What The Beginning Of A Relationship Feels Like After The End Of So Many Others
After a certain amount of time, there is a rhythm to falling in love.
You meet someone. You fall mercilessly for them. And it works – for a while. You carve out those memories – the ones that seem so unique to just you and that one other person: The way they’d kiss you with firm hands and eyes open. The highway that you’d drive down with the windows down and the radio cranked. The way they’d wrap their arms around you at night that made you feel as though the entire world was safe and serene for just a moment. You fall easily into the tranquility of combining your moments with somebody else’s because it feels like you can trust it this time. Like it is going to be okay. Like you can stay there.
Except you never can. It’s not always planned or deliberate. It’s not always harsh or malicious. But some inhuman part of us seems programmed to fall apart and at one point or another, it always does.
You wake up one too many mornings with the right side of the bed lying empty. You get busy with your day and respond less frequently to your text messages. And eventually the big kicker comes. A job in another city. A breakdown in communication. A compromise that perhaps you would both like to make but refuse to. There are too many principles guiding us that surmount basic emotion and so we let them break us apart. We learn to be alone again. And it’s not so bad, after all – we can depend on ourselves, we can plan our own futures, we can live our lives wholly and selfishly without having to worry about who we are harming.
Until it all begins again. You go out to dinner with someone whose smile lights up your evening and whose touch makes you shiver and whose thoughts keep you wide-awake and reeling through the nighttime. And it’s beautiful and perfect and genuine except you can’t help but remember that the beginning necessitates the end.
That someday this person who lights up your existence you may also be the person you abhor – the one you throw from your life and block from your Facebook feed and cringe at the mention of their name. That someday everything you love about this person may also be the thing that you hate. Their unassuming laugh will become unbearably annoying. Their innate library of knowledge will seem condescending and dry. The words and phrases that take you off guard now will someday be a puzzle that you’re tired of putting together. You could hate this person, every bit as fully as you love them and you’re not sure if the risk will be worth it. They text you on a lazy Sunday evening while you’re watching TV and you’re not sure what you ought to text them back.
“Do you think that we should really start this up?” You want to ask them. “What if I eventually hate you? What if you fall out of love? What if every quirk we admire about one another right now becomes tired and wearisome as this goes on? What if my effervescent wit becomes manipulative and meddlesome with time? What if your calculating nature grows exhausting? What if we cease to enthral each other? What if I become one more thing that you can shrug off with detached indifference?”
You want to ask these deadpan questions but you know that the most important ones are those that you ought to be asking yourself.

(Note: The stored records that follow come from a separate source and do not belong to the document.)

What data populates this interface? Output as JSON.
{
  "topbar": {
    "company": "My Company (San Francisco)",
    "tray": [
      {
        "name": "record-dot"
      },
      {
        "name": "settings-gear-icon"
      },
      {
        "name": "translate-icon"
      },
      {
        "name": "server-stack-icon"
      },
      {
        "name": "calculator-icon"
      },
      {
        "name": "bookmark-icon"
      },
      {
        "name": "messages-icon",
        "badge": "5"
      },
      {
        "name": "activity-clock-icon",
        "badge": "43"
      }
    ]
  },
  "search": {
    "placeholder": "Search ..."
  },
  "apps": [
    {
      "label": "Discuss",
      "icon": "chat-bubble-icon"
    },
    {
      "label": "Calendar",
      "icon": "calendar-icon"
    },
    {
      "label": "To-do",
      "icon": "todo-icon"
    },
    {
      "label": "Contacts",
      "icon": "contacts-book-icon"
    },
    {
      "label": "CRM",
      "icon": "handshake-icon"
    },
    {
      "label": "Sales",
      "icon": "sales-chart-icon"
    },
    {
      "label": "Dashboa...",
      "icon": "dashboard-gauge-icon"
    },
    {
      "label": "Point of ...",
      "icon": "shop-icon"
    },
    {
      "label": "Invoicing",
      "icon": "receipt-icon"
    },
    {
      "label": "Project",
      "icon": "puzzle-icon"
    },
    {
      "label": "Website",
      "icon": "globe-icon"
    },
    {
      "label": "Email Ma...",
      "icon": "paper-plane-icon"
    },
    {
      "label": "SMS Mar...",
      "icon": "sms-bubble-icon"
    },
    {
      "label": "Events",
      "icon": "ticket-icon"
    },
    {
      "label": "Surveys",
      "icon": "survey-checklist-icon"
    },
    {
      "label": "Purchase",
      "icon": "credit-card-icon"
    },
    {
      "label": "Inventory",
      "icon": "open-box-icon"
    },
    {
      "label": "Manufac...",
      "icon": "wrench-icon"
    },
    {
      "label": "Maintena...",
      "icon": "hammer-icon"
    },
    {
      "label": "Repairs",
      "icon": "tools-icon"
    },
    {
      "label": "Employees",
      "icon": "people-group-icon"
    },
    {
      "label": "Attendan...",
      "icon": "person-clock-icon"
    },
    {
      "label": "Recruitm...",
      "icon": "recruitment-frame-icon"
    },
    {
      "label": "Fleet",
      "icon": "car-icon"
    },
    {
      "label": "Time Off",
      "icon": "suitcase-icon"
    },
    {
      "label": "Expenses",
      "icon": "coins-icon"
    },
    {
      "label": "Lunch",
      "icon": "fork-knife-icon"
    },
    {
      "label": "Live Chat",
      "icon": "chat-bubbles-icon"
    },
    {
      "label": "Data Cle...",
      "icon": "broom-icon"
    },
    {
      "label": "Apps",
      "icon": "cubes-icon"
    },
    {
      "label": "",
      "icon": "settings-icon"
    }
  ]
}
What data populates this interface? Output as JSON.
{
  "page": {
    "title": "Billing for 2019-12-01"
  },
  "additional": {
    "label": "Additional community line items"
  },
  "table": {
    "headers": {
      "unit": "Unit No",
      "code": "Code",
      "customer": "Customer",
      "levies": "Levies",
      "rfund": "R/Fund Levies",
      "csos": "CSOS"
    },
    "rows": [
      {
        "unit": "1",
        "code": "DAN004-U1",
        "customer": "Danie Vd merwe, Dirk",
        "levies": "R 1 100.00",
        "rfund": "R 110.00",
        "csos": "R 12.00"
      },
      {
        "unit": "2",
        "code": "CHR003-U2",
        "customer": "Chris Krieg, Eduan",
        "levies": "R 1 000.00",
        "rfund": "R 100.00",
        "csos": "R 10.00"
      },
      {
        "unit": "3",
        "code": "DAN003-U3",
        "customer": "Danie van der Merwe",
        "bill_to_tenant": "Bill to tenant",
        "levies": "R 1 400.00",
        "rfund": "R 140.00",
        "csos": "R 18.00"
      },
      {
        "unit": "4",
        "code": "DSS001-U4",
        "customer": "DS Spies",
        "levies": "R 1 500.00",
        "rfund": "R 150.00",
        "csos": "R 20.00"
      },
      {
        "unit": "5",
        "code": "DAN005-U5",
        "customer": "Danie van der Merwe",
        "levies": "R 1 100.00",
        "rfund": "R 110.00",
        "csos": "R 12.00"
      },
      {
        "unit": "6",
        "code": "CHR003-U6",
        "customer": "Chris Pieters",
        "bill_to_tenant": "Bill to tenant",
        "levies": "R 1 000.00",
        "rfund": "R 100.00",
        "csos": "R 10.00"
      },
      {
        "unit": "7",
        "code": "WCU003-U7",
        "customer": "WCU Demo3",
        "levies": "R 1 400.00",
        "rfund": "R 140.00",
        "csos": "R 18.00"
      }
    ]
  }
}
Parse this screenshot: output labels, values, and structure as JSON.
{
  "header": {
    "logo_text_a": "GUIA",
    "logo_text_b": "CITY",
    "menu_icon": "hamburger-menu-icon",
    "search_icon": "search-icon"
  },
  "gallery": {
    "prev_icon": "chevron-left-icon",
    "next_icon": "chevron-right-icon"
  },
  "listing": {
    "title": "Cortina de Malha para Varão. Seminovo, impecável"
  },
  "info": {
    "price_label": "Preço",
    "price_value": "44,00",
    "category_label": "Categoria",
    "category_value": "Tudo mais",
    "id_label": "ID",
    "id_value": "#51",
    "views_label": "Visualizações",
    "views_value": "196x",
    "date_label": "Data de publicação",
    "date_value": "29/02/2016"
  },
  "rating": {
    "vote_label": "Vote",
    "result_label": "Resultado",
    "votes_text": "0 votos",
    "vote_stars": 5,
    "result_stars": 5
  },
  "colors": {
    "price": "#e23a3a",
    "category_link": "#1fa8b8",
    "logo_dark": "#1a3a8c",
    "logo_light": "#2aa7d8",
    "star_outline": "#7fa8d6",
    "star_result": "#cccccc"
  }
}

Will you regret this? Will it come back to haunt you? Four years from now will you wish that you could travel back to this exact moment in time and put the phone down? Let the message go unanswered, let the love go undiscovered, let every fearful, exhilarating step that you could take towards this person go untraveled? Will you know with such clarity, at a much later point in time, that none of this is worth the pain that it will someday evoke?
And if you knew the answer to all of it, would you answer the text anyway?
Because maybe it’s not always about the endgame – as painful and debilitating as it can be. What if your future self could travel back in time and tell your current self that the end would be every bit as excruciating as you fear but that you should answer that text message anyway? That you should take that leap. That the relationship you’re going to enter into is going to teach you more about love and the world and yourself than you could ever imagine. That it’s going to be worth every ounce of the pain. That love always is.
Maybe we have an endless, unrestricted amount to learn from one another. Maybe we have no reason not to jump into every new relationship, every possibility, every chance we come across to grow bigger and bolder through love, whether it works out or not. Maybe it’s just a matter of being brave enough to take that chance. To answer that text message. To let it start all over again.
Because maybe the end game is worth it every time. Maybe the heartbreak is a side effect of something so brilliant that it eventually overshadows the destruction. Maybe some things don’t have to last forever in order to change you irrevocably. And once you’ve loved enough people, maybe that’s exactly what you know – that you’re strong enough to survive it. Strong enough to change from it. And strong enough and brave enough to choose the potential for growth over the fear of getting hurt, every time.